Alcohol advertising, really are you serious? Are you telling me we still advertise a product that is widely recognised by most Governments as one of the most addictive and damaging drugs available. And you’re really telling me that adverts from much of the alcohol industry aren’t impressionable, especially on the young. Watching ads from two of the industry’s most successful companies, Carlsberg and Heineken show that both ‘suggest’ alcohol as something that is inherently cool with ad after ad demonstrating this and absolutely leave an impression especially on the young. There is a fine line for making sure that the ads don’t overstep the mark, but I think forward thinking Governments around the world should take a lead and rein in the creatives and gradually remove all advertising from screens including TV and in cinemas.
Alcohol is recognised as being as harmful to health as tobacco and costs Governments directly or indirectly many millions of pounds through increased spend on health care or social issues that come about as a result of alcohol dependence. David Nutt, then adviser to the UK Government suggested in 2010 that alcohol was more dangerous than heroin and cocaine because it affected a wider community. But why do we put up with it? Is it the hold that lobbyists have over our Governments – is it because alcohol is so much more ingrained in our societies that smoking?

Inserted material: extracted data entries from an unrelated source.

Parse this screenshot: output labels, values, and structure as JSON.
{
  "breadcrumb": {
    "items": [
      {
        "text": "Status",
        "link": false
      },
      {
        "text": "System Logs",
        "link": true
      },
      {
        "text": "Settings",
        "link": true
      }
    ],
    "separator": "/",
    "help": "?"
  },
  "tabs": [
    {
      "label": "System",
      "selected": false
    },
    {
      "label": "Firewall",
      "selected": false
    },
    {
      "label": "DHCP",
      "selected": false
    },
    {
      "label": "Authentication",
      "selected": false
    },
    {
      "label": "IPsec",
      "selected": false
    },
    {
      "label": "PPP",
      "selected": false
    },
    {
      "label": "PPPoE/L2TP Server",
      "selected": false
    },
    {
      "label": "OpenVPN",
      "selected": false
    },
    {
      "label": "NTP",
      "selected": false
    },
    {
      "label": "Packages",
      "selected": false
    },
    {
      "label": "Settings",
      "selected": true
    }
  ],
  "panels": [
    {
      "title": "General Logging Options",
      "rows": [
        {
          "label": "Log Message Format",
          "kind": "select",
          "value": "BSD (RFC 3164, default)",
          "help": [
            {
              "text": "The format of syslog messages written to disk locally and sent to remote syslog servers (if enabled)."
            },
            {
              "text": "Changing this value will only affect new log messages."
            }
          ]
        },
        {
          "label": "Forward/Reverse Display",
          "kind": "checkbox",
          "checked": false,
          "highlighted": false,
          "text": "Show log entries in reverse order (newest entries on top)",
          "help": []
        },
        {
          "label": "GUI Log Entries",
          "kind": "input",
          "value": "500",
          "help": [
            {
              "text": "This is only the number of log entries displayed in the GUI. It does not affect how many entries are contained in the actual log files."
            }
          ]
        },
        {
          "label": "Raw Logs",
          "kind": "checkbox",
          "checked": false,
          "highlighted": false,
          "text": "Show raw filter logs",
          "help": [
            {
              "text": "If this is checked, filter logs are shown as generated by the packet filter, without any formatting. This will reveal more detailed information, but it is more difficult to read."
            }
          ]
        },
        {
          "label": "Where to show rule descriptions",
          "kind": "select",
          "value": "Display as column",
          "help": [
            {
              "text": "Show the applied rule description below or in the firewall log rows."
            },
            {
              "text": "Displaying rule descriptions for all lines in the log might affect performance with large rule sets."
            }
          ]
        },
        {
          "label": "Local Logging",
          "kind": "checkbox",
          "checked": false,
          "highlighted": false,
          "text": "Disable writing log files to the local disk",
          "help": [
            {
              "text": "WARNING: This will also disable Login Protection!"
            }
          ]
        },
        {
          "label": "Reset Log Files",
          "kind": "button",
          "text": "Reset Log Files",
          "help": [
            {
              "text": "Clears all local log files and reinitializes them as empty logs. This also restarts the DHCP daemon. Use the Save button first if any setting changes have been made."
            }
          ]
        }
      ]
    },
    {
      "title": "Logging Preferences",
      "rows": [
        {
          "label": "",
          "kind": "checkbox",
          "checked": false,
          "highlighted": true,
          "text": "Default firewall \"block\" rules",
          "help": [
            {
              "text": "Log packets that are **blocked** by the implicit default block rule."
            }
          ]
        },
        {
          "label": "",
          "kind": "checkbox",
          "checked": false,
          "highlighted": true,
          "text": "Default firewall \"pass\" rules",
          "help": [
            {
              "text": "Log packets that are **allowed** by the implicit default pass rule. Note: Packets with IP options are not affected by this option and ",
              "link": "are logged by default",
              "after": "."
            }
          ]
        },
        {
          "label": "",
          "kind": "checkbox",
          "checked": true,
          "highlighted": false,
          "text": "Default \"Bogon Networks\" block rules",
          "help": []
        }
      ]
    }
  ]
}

Just check out the following two ads from Heineken and Carlsberg, two companies well known for making clever and cool adverts. Who wouldn’t like a walk in fridge, or a flat with flatmates like in the Carlsberg ad. Yet who are we kidding that children don’t see these ads at home, and formative impressions are made early on and when they get older they want to act out what they’ve seen on TV. You only need walk round most UK towns late on a Saturday night to see how many young people are overcome from binge drinking.
Take this ad from Heineken – the walk in fridge. Yes it’s a very funny ad and I can remember a time when I’d have laughed and probably later on that night order a Heineken beer because of the happy connotations. But I used to switch off the TV in the early days of giving up drink because I didn’t want to see things like this as it isn’t real life and represented something that I’d chosen to give up.
And this one from Carlsberg is equally funny, but both hint that drinking is cool and somehow sexy, but is it really?
So when will alcohol follow the footsteps of tobacco advertising and be banned across Europe and elsewhere. No one seems to be seriously talking about bans so it’s safe to assume it is going to be with us a while yet.